A new year. It always seems like that should mean something to me. Every year since I was a teenager, I have pretended that a new year means that I will set new goals and become a new person. That works for a lot of people, I know, and I respect that. But ever since I was that ornery teenager, all of my goals and resolutions have been the same, and they tend to fall away before Valentine's Day.
I don't know if any of you know this about me, but I have very little self-motivation. If it is left up to me to get myself to do something, it will wait until the absolute last minute if it is a necessary thing, or it will not get done at all if it is not necessary. I am also prone to sporadic spurts of energy or devotion or fascination, which inevitably become old and fade away. This makes my rare moments of self-motivation success fade just as much as the rest of them, since they, too, become old.
For example, take my devotion only a few years ago to becoming fit and healthy and toned and thin. I worked out five days a week at a gym and did core workouts at home every night. I was dedicated for a few months and there was nothing that would stop me from my goals. Then it got cold in the mornings. It became too easy to stay in my warm bed and just do my workouts at home. Then I swapped my pushups for being propped up on pillows with a book in my hands. And thus was the end of my fitness fad.
Anyway, that's how I am. My resolutions have been the same for years. Delve more deeply into the Gospel. Be a better visiting teacher. Pray with more feeling. Be physically healthy and more active. Be positive about life and love. Etc etc etc.
Last year I decided to try something different. I knew it would be a big year, one in which many things about my life would change, and I was nervous. So instead of resolutions, I opted for a theme. After much deliberation, I chose this one: Have hope. No fear.
I wrote it at the end of my [very] occasional journal entries and it became my mantra. When I had a rough time for one reason or another, I repeated my mantra. It helped a lot more than my random resolutions ever had.
So. This year I will also have a theme, because this year, I will need extra help. My life is HARD right now. A lot harder than I ever thoguht it would be. I've been thinking about this for a while now, and I tossed around a few ideas of what could help me. Nothing has seemed right, for one reason or another. But right around the new year, two new phrases popped into my head, mostly because they are on a ring my friend gave me years ago, which I wear every day, so I see these words often. But after reading my "Daily Message" from yesterday, I am decided. The message was President Uchtdorf's talk from last General Conference called "Of Regrets and Resolutions", and this was the quote that struck me today:
"Brothers and sisters, no matter our circumstances, no matter our challenges or trials, there is something in each day to embrace and cherish. There is something in each day that can bring gratitude and joy if only we will see and appreciate it."
I needed to hear that, and I need to remember it.
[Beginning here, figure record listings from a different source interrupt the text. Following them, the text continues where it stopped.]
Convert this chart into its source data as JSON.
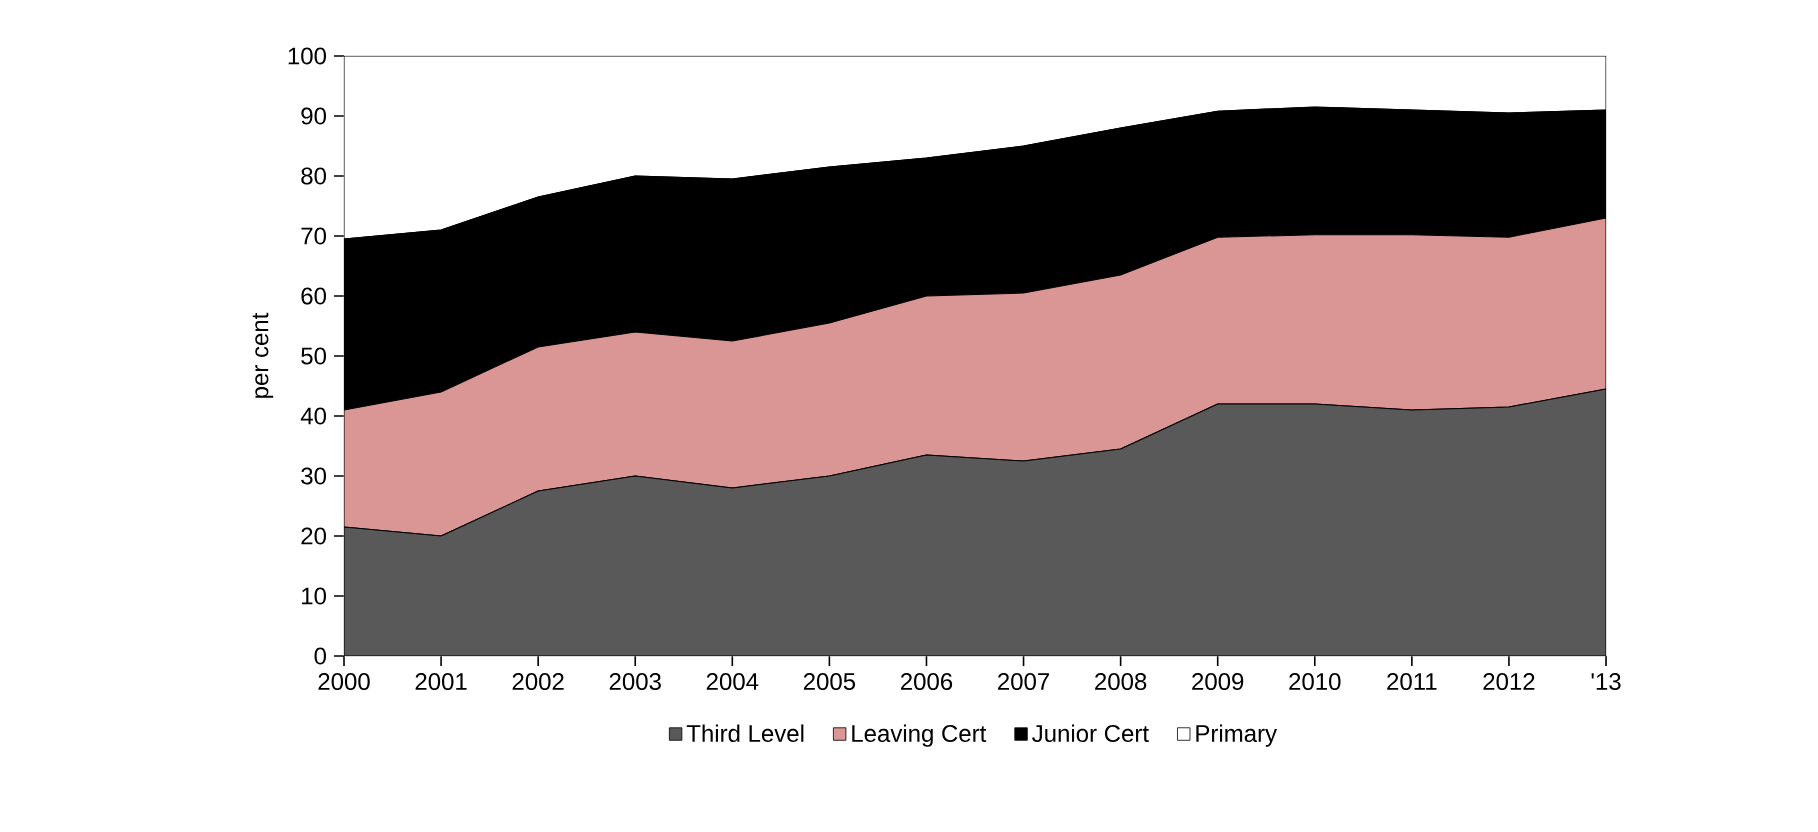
{
  "chart_data": {
    "type": "area",
    "stacked": true,
    "ylabel": "per cent",
    "categories": [
      "2000",
      "2001",
      "2002",
      "2003",
      "2004",
      "2005",
      "2006",
      "2007",
      "2008",
      "2009",
      "2010",
      "2011",
      "2012",
      "'13"
    ],
    "series": [
      {
        "name": "Third Level",
        "color": "#595959",
        "values": [
          21.5,
          20,
          27.5,
          30,
          28,
          30,
          33.5,
          32.5,
          34.5,
          42,
          42,
          41,
          41.5,
          44.5
        ]
      },
      {
        "name": "Leaving Cert",
        "color": "#d99694",
        "values": [
          19.5,
          24,
          24,
          24,
          24.5,
          25.5,
          26.5,
          28,
          29,
          27.8,
          28.2,
          29.2,
          28.3,
          28.5
        ]
      },
      {
        "name": "Junior Cert",
        "color": "#000000",
        "values": [
          28.5,
          27,
          25,
          26,
          27,
          26,
          23,
          24.5,
          24.5,
          21,
          21.3,
          20.8,
          20.7,
          18
        ]
      },
      {
        "name": "Primary",
        "color": "#ffffff",
        "values": [
          30.5,
          29,
          23.5,
          20,
          20.5,
          18.5,
          17,
          15,
          12,
          9.2,
          8.5,
          9,
          9.5,
          9
        ]
      }
    ],
    "ylim": [
      0,
      100
    ],
    "yticks": [
      0,
      10,
      20,
      30,
      40,
      50,
      60,
      70,
      80,
      90,
      100
    ],
    "grid": false,
    "legend": "bottom"
  }
}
My life is not exactly what I want it to be right now, but it is not in my hands. It is in the Lord's hands, and He is the one who will get me where I need to be. I need to be happy regardless of my situation and have faith that all will be well.
My theme is similar to last year's, but has one distinct difference: Be Brave. Love Life.
I need to be brave in the Gospel and in my faith in the Lord. I need to love the life that He has given me and remember what a blessing it is to even be here.
So, for the year of 2013, I will be brave and I will love life.